Boundaries and Area.—On the north the frontier of the protectorate is an undetermined line running between Lado (which lies a little north of 5° N.) on the Mountain Nile and the watershed of Lake Rudolf. This northern boundary is in any case conterminous with the southern boundary of the Anglo-Egyptian Sudan. On the east the limit of the Uganda Protectorate in 1901 was the thalweg of Lake Rudolf and a line drawn from the south-eastern coast of that lake south along the edge of the Laikipia and Kikuyu escarpments to the frontier of German East Africa.. The southern frontier of Uganda was the 1st degree of S. lat.; the western was the 30th meridian of E. long., from the German frontier on the south, across Albert Edward Nyanza and the Semliki River to the line of water parting between the systems of the Congo and the Nile (in the country of Mboga); thence northwards this western boundary descended to the north coast of Albert Nyanza at Mahagi, and then followed the main stream of the Nile to about 5° N. In 1904, however, it was found that the 30th meridian had been placed some 25 m. west of its true position in the maps used when the frontier was agreed upon, and that if it was maintained as the dividing line it would cut off the Uganda Protectorate from access to Albert Edward Nyanza while giving a corner of the Congo forest to Uganda. A survey commission was subsequently dispatched, and in 1910 British, Belgian and German delegates met in Brussels to draw up a new frontier line. Germany was interested in the dispute, inasmuch as the southern frontier of the Uganda Protectorate coincided with the northern frontier of German East Africa.

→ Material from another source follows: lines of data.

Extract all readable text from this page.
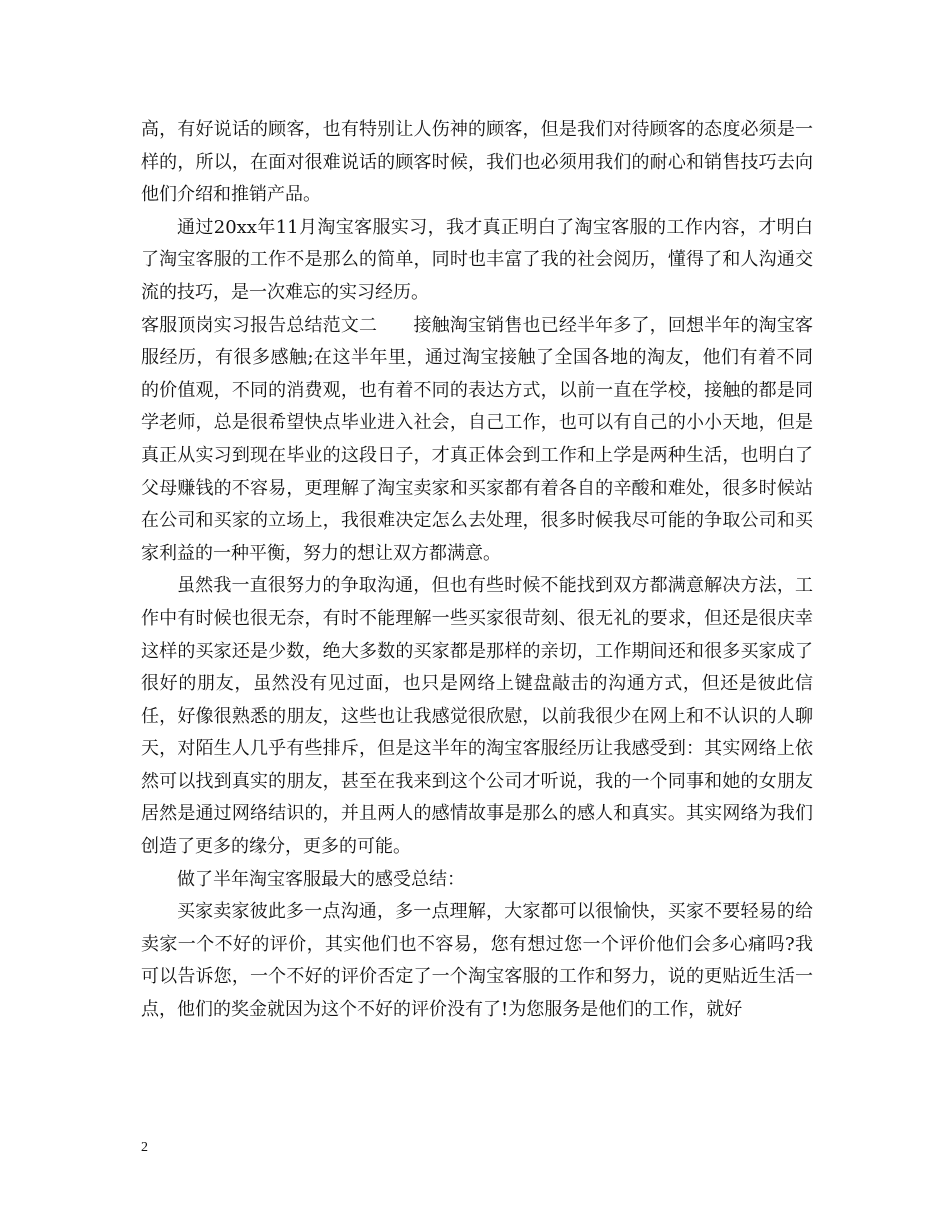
高，有好说话的顾客，也有特别让人伤神的顾客，但是我们对待顾客的态度必须是一样的，所以，在面对很难说话的顾客时候，我们也必须用我们的耐心和销售技巧去向他们介绍和推销产品。

通过20xx年11月淘宝客服实习，我才真正明白了淘宝客服的工作内容，才明白了淘宝客服的工作不是那么的简单，同时也丰富了我的社会阅历，懂得了和人沟通交流的技巧，是一次难忘的实习经历。

客服顶岗实习报告总结范文二　　接触淘宝销售也已经半年多了，回想半年的淘宝客服经历，有很多感触;在这半年里，通过淘宝接触了全国各地的淘友，他们有着不同的价值观，不同的消费观，也有着不同的表达方式，以前一直在学校，接触的都是同学老师，总是很希望快点毕业进入社会，自己工作，也可以有自己的小小天地，但是真正从实习到现在毕业的这段日子，才真正体会到工作和上学是两种生活，也明白了父母赚钱的不容易，更理解了淘宝卖家和买家都有着各自的辛酸和难处，很多时候站在公司和买家的立场上，我很难决定怎么去处理，很多时候我尽可能的争取公司和买家利益的一种平衡，努力的想让双方都满意。

虽然我一直很努力的争取沟通，但也有些时候不能找到双方都满意解决方法，工作中有时候也很无奈，有时不能理解一些买家很苛刻、很无礼的要求，但还是很庆幸这样的买家还是少数，绝大多数的买家都是那样的亲切，工作期间还和很多买家成了很好的朋友，虽然没有见过面，也只是网络上键盘敲击的沟通方式，但还是彼此信任，好像很熟悉的朋友，这些也让我感觉很欣慰，以前我很少在网上和不认识的人聊天，对陌生人几乎有些排斥，但是这半年的淘宝客服经历让我感受到：其实网络上依然可以找到真实的朋友，甚至在我来到这个公司才听说，我的一个同事和她的女朋友居然是通过网络结识的，并且两人的感情故事是那么的感人和真实。其实网络为我们创造了更多的缘分，更多的可能。

做了半年淘宝客服最大的感受总结：

买家卖家彼此多一点沟通，多一点理解，大家都可以很愉快，买家不要轻易的给卖家一个不好的评价，其实他们也不容易，您有想过您一个评价他们会多心痛吗?我可以告诉您，一个不好的评价否定了一个淘宝客服的工作和努力，说的更贴近生活一点，他们的奖金就因为这个不好的评价没有了!为您服务是他们的工作，就好

2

Moreover Germany, Great Britain and Belgium (as inheritor of the Congo State) had conflicting claims in the region N.E. of Lake Kivu. On the 14th of May 1910 a protocol was signed defining the new frontier as follows: From the north end of Lake Kivu the Congo-German frontier turns east by north, traversing the volcanic region of Mfumbiro and crosses the summit of Mt Karissimbi to the summit of Mt Sabyino, where the British, Belgian and German frontiers meet. From Mt Sabyino the frontier between Belgian Congo and the Uganda Protectorate goes in a direct line north to Mt Nkabwe, and thence along the Ishasha River, to its mouth on the S.E; shores of Albert Edward Nyanza. Thence it crosses that lake in a straight line and afterwards the Ruwenzori to its highest point, Margherita peak, whence it follows the Lamia River to its junction with the Semliki. From that point the frontier is formed by the Semliki to its mouth and the middle of Albert Nyanza to a point opposite Mahagi, where it meets the Congo-Sudan frontier.

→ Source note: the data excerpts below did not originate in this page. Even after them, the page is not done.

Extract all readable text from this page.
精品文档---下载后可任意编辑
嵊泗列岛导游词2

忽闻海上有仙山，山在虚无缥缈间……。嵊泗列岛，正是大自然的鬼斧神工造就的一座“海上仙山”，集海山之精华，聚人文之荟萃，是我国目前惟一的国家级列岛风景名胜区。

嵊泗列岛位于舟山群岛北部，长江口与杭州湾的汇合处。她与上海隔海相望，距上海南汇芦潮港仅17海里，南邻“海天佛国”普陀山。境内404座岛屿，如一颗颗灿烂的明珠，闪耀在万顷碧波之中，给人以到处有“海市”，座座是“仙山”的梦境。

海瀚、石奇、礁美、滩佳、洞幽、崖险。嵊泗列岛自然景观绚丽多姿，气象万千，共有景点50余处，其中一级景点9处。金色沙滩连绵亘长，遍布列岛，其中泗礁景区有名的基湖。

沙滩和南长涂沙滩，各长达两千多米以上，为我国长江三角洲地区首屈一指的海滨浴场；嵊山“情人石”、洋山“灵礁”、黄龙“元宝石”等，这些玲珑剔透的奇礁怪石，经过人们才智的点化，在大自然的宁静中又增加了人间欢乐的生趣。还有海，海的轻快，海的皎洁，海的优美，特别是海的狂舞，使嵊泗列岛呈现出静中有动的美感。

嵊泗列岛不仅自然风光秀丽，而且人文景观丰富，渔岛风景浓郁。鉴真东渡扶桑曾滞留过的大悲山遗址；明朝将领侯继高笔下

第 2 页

Meantime in 1903 the then Eastern province of the Uganda Protectorate had been transferred to the adjoining East Africa Protectorate, the new eastern boundary being the west coast of Lake Rudolf, the river Turkwel, the eastern flanks of Mt Elgon, the Sio River, and a line running south from the mouth of the Sio across Victoria Nyanza to 1° S. The area of the protectorate, approximately 150,000 sq. m. in 1901, has been reduced by these changes to about 110,000 sq. m.